March 10th, 2020 was just another day on campus. I woke up at 8:15am, ate breakfast and began my walk across campus to go to class. Just like every morning for the last year I turned on the NPR podcast and listened to the morning news on my way. The whole way there all I listened to the COVID-19 update for the day as well as how it was affecting Italy, China, and the U.S. Later that evening, I went to my planning meeting for 100th National Convention, one of the highlights of my year. After two years of work, this convention was scheduled to take place in just a few short weeks. The key word being WAS. That night they informed us that the University was going to cancel the event. Who knew that a short 48 hours later I would learn that this would be my last day on campus for the year. In two days, we went from a full functioning campus to an online platform.

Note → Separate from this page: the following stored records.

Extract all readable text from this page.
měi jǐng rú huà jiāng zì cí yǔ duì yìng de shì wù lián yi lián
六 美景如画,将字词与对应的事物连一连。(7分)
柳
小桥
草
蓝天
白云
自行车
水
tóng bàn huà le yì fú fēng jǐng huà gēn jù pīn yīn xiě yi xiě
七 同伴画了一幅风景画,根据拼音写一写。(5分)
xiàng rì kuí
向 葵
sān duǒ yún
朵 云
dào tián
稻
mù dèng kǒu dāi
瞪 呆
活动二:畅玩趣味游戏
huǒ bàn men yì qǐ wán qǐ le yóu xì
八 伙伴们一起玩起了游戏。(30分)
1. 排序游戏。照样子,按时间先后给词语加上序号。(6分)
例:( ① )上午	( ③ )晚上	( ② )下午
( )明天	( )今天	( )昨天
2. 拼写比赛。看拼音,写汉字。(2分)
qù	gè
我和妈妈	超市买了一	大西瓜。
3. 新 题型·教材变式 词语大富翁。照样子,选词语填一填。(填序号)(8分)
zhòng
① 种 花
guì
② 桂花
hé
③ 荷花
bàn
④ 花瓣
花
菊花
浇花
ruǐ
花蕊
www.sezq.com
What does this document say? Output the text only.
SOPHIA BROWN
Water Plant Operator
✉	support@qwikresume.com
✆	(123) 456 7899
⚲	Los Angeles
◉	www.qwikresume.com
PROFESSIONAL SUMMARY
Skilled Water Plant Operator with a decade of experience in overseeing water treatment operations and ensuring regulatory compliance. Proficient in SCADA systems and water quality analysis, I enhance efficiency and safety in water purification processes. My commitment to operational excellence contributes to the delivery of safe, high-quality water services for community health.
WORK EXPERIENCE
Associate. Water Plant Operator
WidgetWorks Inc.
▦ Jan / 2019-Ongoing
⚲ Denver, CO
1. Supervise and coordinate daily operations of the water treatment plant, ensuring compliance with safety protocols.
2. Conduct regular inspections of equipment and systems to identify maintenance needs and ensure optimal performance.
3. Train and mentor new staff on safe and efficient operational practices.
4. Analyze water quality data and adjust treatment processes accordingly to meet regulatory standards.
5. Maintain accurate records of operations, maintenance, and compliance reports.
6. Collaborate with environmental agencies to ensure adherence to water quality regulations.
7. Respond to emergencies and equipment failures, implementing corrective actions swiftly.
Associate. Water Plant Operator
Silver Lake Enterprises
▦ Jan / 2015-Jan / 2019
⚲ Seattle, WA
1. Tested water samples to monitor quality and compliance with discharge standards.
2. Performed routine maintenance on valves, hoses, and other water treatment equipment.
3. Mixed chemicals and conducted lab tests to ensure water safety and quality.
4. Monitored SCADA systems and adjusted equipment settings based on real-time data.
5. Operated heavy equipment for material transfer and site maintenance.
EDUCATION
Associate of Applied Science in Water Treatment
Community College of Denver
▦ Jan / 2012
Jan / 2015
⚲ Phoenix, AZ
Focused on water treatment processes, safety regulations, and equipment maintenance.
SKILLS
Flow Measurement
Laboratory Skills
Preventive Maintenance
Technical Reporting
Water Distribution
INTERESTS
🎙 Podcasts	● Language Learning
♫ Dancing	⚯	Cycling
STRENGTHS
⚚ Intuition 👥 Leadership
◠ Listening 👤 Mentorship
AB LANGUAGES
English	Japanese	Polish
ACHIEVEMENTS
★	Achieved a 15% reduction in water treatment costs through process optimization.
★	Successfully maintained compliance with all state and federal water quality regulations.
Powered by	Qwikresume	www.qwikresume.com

The transition was relatively easy from the standpoint that most students have access to their laptops, the internet, and were relatively tech savvy. Additionally, I would like to commend all the professors for being flexible and working hard to make this transition easy for us. I know it wasn’t easy for you either. Specifically for the animal science department we lost our hands-on experiences. I lost the opportunity to work with animals every week, one of my favorite parts of school. Even more so I lost spending time with my friends and classmates between classes and the late-night study sessions where we desperately tried learn how the ruminant digestive tract absorbs nutrients.
Don’t get me wrong, I think that every college student will agree that there is some benefit to rolling over at 7:50 and having coffee in your PJs while you listen to your 8:00 am Anatomy and Physiology lecture. Or the fact that you now get to spend more time with your family and catch up on some reading. Or for me personally, I have started training my brother’s dog, and used my feeds and feeding skill to create a slimming diet plan for the chunky man. I am still using my animal science degree and fueling my passion for the degree I am pursuing, just in ways that I haven’t done before.
This is a curve ball if I have ever seen one, and trust me I will never complain about going to an 8:00am lecture every again (or at least I’ll try.) I would like to congratulate all my fellow animal scientists out there. It has not been easy, and it has not been fun, but we did it. And that is something to be proud of.